Andrea Eva Györi

Sat, 25 Mar 2017 19:00

On view
26 Mar-6 May 2017

Andrea Eva Györi

Andrea Éva Győri's artistic practice revolves around the connection between the body and the psyche as a reflection of personal and social processes. Themes include sexuality and satisfaction as forms of self-care, and partnerships and the power relations that they generate. The exhibited works–mostly videos and drawings–are the result of remarkably trustful collaborations with their protagonists. The individual interpersonal and humorous encounters form a performative base that is essential to Győri's approach. Her project for Manifesta 11 in Zurich, in which she worked together with a sexual therapist, deals with the female orgasm in several series of drawings. In part, the studies are illustrations of exercises from behavioual psychology sessions. Others are portraits, in which the artist depicts women masturbating, visually analyzing their fantasies. In a time when over-sexualisation is both denounced and omnipresent, Győri offers a contrast to high-definition, pornographic photography, with its masculine gaze: an offensively subjective, artistic portrait of female nudity and intimacy.
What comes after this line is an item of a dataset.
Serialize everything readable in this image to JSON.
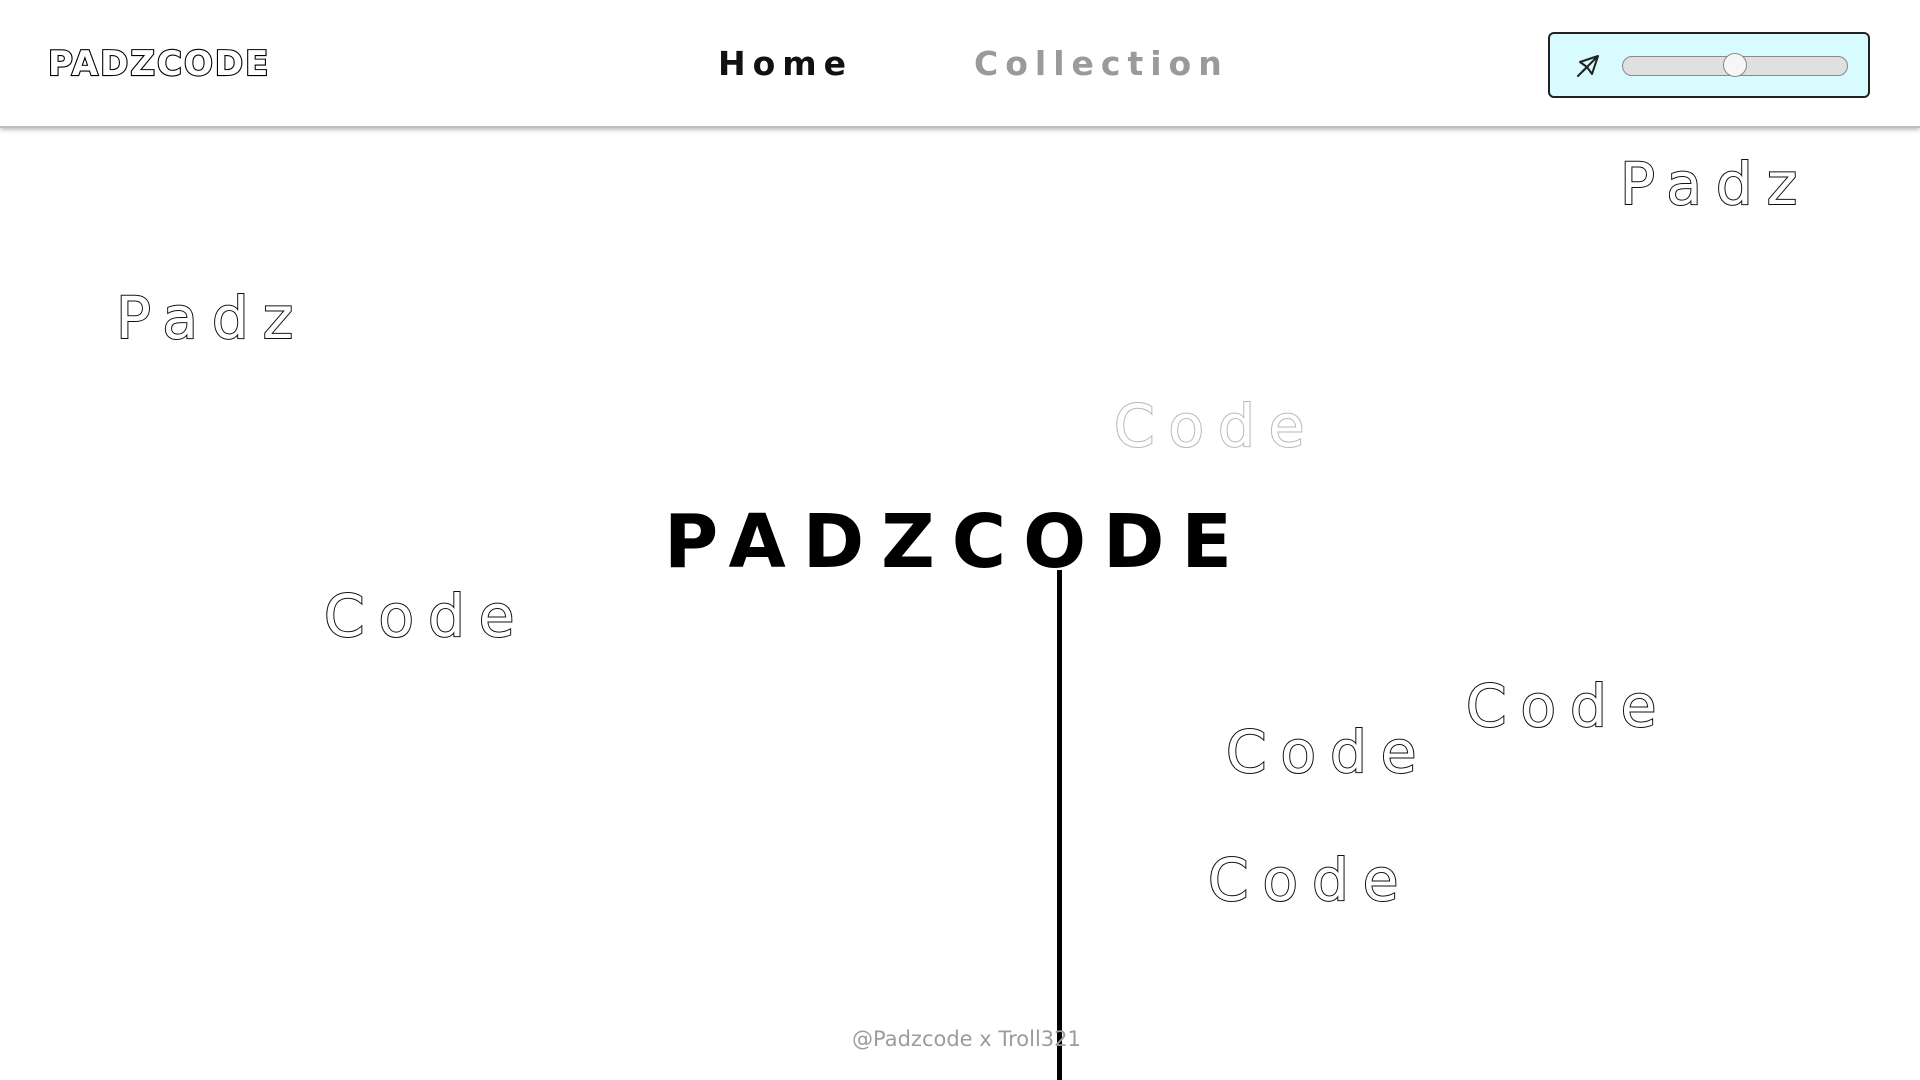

The most recent video work, presented for the first time in Grimmuseum, features the above mentioned sexual therapist, elucidating Győri's drawings in the installation in Zurich. Her technical and solution-oriented approach stands in contrast to the playful, impulsive nature of the drawings. In the exhibition the work forms the counterpart to an earlier video by Győri, which emerged in the closest of familial nuclei: that of mother and daughter. In the film Mom makes the bed (2016) the camera is the silent conversation partner, who listens to the mother of the artist as she makes the bed in the morning. In the midst of routine yet careful hand movements, the middle-aged woman explains the cornerstones of a balanced partnership and the dynamics that can arise from years of cohabitation. Parallel to creating household order, Győris mother gives her daughter, and at the same time every (female) viewer of the video, very personal advice for a fulfilling life.

Although Győri's work is very direct and based on individual experience, it ties into the contemporary reality of the viewer in a universal way with a playful gravity. The personal life of the artist herself is, despite the intimacy of her approach, not present in the final work. Rather, as moderator she lays bare access to the formation of intimacy. Rather, as a moderator she facilitates the intimacy of its formation.